9 Commercial Revolution As trade revived, money re-appeared. Merchants needed capital, or money for investment, to start businesses and buy goods. Banks were set up, partnerships were formed, and insurance companies were founded.

10 Merchant Guilds In towns, merchants and artisans formed associations called guilds. Merchant guilds appeared first. These guilds grew in power, passing laws, and raising taxes.
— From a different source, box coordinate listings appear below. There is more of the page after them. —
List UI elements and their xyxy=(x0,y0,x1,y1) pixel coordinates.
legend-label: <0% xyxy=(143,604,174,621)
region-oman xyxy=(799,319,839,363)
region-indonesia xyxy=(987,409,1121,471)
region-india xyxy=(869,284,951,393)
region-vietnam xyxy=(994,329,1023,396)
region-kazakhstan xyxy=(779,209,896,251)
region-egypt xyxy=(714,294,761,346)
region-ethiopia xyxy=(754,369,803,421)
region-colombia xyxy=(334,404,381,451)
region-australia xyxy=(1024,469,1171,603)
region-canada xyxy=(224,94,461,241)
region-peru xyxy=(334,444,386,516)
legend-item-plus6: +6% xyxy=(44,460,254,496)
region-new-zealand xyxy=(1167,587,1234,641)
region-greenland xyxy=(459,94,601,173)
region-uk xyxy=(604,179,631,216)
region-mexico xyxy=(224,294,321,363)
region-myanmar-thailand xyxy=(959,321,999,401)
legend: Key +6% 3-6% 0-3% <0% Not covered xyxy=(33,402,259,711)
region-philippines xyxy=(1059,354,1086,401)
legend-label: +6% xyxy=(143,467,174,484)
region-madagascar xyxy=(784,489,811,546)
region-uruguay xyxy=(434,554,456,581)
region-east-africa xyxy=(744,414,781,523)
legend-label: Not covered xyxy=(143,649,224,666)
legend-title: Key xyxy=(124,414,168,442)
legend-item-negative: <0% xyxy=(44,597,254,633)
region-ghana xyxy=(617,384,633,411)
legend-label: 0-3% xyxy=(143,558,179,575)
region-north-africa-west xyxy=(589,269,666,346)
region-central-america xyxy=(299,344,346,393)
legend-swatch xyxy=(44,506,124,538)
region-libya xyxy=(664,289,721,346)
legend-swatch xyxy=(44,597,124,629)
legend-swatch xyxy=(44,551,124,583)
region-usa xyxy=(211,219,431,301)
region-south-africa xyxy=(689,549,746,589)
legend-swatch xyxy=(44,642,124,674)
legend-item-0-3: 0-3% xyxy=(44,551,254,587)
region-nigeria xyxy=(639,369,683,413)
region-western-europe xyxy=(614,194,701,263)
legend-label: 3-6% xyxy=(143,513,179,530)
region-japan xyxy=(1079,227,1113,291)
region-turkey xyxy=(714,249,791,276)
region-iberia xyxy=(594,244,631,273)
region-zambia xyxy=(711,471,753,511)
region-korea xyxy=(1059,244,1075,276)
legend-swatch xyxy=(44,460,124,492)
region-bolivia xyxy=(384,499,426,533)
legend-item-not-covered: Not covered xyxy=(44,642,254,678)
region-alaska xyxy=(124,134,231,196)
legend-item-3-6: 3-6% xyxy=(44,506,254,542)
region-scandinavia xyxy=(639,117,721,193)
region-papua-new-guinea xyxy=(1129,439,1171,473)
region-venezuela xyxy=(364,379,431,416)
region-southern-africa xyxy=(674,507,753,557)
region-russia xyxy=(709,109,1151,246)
They spent money to pave streets, and build protective walls and new town halls.

11 Craft Guilds Artisans eventually formed craft guilds. Each guild represented one occupation. Members cooperated to protect their own economic interests. They made rules to insure the quality of their goods, regulate hours of labor, and set prices. They also set up schools and hospitals and looked after the needs of their members and families.

12 Medieval Cities A jumble of narrow streets with tall houses. Large cities had a great cathedral or beautiful guild hall. By day street vendors sold their wares. At night, streets were unlit and deserted. No garbage collection or sewer systems; people threw waste in the streets. In general cities and towns were filthy, smelly, noisy, and crowded.

13 The Black Death “Ring around the rosy, A pocketful of posies. Ashes, ashes, We all fall down.”

14 The Black Death In the 1300s, the Black Death, or Bubonic Plague, spread to Europe from Asia. It was a disease that was spread by fleas on rats. Rats infested ships, towns, and homes. Fleas jumped from rats to infest the clothes and packs of traders traveling to Europe. As a result the disease spread quickly throughout Europe, killing one in every three people. The population of Europe dropped from approximately 75 million to 50 million.

15 Effects of the Black Death People turned to magic and witchcraft for cures. Some Christians whipped themselves, believing the plague was God’s punishment for sins. Other Christians blamed Jews and used them as scapegoats. The European economy fell apart. Workers and employers died, production of goods declined, and the prices of other goods rose. As inflation soared, revolts broke out across Western Europe. It would take more than a hundred years for Western Europe to recover.